O presente projecto de lei visa alterar a Lei de Bases do Sistema Educativo no estritamente necessário à prossecução do designado “Processo de Bolonha”, dada a manifesta urgência da tramitação no conjunto dos países signatários, reservando-se a iniciativa relativa a outros aspectos para momento mais oportuno.

Os riscos inerentes à concretização do chamado “Espaço Europeu de Ensino Superior” e à livre circulação de diplomados só podem, no caso português, ser acautelados, em face da desastrosa escassez de força de trabalho qualificada (aqui reflectida em 11% de diplomados, contra os 24% da média europeia), se soubermos aproveitar o momento para aumentar a oferta e a qualidade de formação e de qualificação, com medidas que visem não só a democratização do acesso e da frequência dos cursos de formação inicial, mas também das formações subsequentes.

Reitera-se a necessidade da progressiva eliminação do numerus clausus.

Não podemos permitir que a reboque do chamado Processo de Bolonha seja diminuído o esforço público de investimento global na Investigação e Ensino Superior, seja reduzido o número médio de anos de formação superior, sejam reduzidos os níveis de qualidade e exigência, se diminua o número de docentes e se acentue a precarização dos seus vínculos laborais.

As reformas não podem redundar em alterações superficiais, cerceadoras do necessário desenvolvimento curricular e da subjacente adequação de metodologias de aprendizagem e de acreditação.

A diversificação da oferta e dos percursos formativos sobressai como uma importante mais-valia do modelo a criar. Neste contexto, a formação inicial de educadores e professores do ensino básico ou secundário vê-se enriquecida e consolidada, designadamente, quanto aos graus de exigência da componente de formação pedagógica.

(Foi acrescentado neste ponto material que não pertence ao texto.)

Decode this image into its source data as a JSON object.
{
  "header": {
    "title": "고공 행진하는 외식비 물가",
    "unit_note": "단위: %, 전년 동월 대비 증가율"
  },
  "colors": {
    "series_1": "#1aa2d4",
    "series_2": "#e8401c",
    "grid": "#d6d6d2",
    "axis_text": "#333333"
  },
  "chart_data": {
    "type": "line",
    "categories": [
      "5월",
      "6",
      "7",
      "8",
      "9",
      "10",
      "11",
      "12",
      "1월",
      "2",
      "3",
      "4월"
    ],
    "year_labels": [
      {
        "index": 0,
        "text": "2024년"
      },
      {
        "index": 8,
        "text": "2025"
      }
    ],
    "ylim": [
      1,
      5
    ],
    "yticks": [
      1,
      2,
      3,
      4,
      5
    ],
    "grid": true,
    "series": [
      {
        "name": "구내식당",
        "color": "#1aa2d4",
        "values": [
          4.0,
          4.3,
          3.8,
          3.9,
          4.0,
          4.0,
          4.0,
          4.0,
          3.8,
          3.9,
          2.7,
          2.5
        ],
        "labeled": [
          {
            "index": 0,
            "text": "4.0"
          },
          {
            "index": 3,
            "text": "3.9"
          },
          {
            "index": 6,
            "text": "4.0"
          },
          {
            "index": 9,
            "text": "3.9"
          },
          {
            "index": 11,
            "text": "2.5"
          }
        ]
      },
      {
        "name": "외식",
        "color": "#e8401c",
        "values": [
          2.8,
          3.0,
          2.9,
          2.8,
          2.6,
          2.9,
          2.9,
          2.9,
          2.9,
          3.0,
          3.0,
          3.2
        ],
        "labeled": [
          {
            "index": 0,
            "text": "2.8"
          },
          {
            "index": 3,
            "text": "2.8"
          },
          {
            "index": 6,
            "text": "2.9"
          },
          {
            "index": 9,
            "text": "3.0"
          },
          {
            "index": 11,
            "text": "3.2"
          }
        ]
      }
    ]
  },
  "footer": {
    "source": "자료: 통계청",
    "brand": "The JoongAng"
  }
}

Adopta-se o sistema de transferência e acumulação de créditos (ECTS), visando um ensino superior que procure a harmonização europeia com três ciclos (licenciatura, mestrado e doutoramento), mas em que se possam admitir durações variáveis, e se salvaguarde a soberania do nosso sistema educativo.

É inaceitável que se mantenham as propinas, que configuram a desresponsabilização estrutural do Estado numa das suas esferas estratégicas, em flagrante contrariedade com a declaração de Praga (2001) quando consagra o ensino superior como bem público.

A gratuitidade do ensino é garantida até ao final do mestrado, correspondendo isso à ausência de propinas, taxas e emolumentos relacionados com a matrícula, frequência ou certificação. A frequência dos cursos ou programas de doutoramento, na rede pública, deve ser comparticipada de forma significativa pelo Estado, na proporção do crescente interesse social desse nível de formação.

A diferença de tratamento, em sede de financiamento, no tocante à frequência de cursos conferentes do grau de mestre conduziria impreterivelmente ao condicionamento de opções estruturais, por parte das instituições de ensino superior, quanto à salvaguarda da sustentabilidade financeira, em detrimento do modelo de graus que decorresse do livre exercício do inalienável direito às autonomias pedagógica e científica. Só em presença de idêntico financiamento se viabilizará efectivamente a criação de formações de banda larga, ao nível da licenciatura, para culminarem em especializações ou complementação cruzada de competências, até à conclusão do mestrado.

Importa ter em conta que uma carreira contributiva com base no exercício de profissões correspondentes às formações adquiridas cobre várias vezes o investimento feito nessas formações, que também são reprodutivas no aumento da produtividade. A gratuitidade constitui uma das formas de resistir às pressões para a crescente mercantilização dos saberes, sendo sempre certo que a gratuitidade é uma condição necessária, mas não suficiente, para a democratização do ensino .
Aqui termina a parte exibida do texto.